During summer 2020, investigations by The Sunday Times and The Guardian revealed that employees in the company’s supply chain were paid below minimum wage and workplace safety was below legal standards. This played a significant role in PwC’s decision to walk away from Boohoo amid reputational concerns. PwC had held the role of auditor for Boohoo since 2014. 

What's the big picture effect?

This is yet another example in the wider trend of the big accountancy companies removing less profitable or risky clients in response to increased financial penalties as a result of regulatory scrutiny. Just this week, Deloitte resigned as auditor of EG group, a petrol station empire, amid concerns over corporate governance. Moreover, Deloitte, KPMG, BDO and Grant Thornton, four of the five largest accountancy firms, have all rejected carrying out Boohoo’s auditing moving forward.

The firms that carry out audits are increasingly caught between a rock and a hard place. If they identify financial inconsistencies and publish a warning, they risk initiating a sell off by investors in the market who do not want to suffer potential losses. This may result in accusations that the auditors rushed their conclusions and subsequently facilitated the collapse of the company. Moreover, they risk losing future consultancy and auditing work if they do not sign off on the financials. However, increasing legal and financial penalties in the wake of several auditing failures – most notably, Wirecard – means that signing off on inconsistent financials is extremely risky. Despite receiving above 94% shareholder approval to audit for Boohoo just three months ago, PwC’s decision to walk away reflects a sentiment that it is not worth the risk.

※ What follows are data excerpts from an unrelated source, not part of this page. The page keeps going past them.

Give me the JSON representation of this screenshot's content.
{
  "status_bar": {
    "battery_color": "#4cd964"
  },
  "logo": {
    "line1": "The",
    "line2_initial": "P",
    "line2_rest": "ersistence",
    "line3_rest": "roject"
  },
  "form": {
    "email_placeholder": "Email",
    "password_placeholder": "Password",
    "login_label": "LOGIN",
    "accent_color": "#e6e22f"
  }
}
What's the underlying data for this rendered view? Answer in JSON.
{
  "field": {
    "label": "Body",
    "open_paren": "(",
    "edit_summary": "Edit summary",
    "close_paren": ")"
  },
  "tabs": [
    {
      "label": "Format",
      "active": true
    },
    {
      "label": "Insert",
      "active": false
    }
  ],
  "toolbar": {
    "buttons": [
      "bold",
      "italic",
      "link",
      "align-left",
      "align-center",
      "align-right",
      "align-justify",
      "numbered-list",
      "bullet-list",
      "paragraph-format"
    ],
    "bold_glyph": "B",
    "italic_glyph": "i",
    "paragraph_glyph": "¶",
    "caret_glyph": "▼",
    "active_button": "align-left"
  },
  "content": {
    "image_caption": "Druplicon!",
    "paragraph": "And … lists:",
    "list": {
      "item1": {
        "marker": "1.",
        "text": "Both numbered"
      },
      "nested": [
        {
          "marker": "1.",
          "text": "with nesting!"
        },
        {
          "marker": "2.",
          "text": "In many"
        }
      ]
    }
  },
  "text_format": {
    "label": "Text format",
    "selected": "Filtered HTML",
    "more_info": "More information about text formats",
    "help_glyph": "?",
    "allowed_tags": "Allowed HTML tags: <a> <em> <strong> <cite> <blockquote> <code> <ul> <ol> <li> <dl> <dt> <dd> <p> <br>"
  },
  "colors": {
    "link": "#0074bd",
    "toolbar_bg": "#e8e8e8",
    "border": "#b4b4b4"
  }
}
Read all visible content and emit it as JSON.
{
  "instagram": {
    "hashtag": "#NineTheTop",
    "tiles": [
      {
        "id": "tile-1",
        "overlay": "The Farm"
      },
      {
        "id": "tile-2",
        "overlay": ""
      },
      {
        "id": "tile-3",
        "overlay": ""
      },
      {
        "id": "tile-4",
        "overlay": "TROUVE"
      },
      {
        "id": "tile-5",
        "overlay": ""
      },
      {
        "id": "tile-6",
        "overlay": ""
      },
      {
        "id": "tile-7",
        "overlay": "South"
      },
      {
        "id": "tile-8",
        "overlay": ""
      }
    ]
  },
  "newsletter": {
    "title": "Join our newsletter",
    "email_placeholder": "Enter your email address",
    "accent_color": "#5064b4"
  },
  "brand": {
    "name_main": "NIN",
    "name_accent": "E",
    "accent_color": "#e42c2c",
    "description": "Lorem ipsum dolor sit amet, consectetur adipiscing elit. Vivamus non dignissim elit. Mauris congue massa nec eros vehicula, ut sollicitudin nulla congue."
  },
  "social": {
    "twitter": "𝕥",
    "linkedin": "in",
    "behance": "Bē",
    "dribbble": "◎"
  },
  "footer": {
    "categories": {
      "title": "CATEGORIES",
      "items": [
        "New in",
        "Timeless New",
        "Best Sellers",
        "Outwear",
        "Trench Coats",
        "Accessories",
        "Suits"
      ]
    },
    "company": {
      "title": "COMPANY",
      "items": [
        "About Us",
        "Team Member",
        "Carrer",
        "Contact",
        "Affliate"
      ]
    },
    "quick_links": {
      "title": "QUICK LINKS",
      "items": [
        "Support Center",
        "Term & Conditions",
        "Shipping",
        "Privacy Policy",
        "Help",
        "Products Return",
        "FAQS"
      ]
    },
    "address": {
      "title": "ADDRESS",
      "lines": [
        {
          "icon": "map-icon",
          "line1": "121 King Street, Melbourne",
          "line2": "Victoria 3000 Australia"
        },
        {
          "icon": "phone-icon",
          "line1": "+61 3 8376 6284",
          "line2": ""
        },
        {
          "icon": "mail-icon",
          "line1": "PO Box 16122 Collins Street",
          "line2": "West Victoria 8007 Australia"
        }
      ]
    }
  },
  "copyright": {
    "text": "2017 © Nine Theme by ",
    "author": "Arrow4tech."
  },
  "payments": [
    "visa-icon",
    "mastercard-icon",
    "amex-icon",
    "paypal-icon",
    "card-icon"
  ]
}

This has also sparked further conversations surrounding the practice of auditing in general. The larger and more complex companies become, the more difficult it is to effectively audit. Indeed, the fact that Boohoo has been held responsible for the failures of its suppliers has further complicated the process. This also has broader implications for the extent to which companies should be expected to police their suppliers. This is currently a statutory duty however in practice it is more difficult to accomplish. Ultimately, this reinforces the importance of careful due diligence – a task carried out by law firms – in verifying that there are no hidden problems across the supply chain.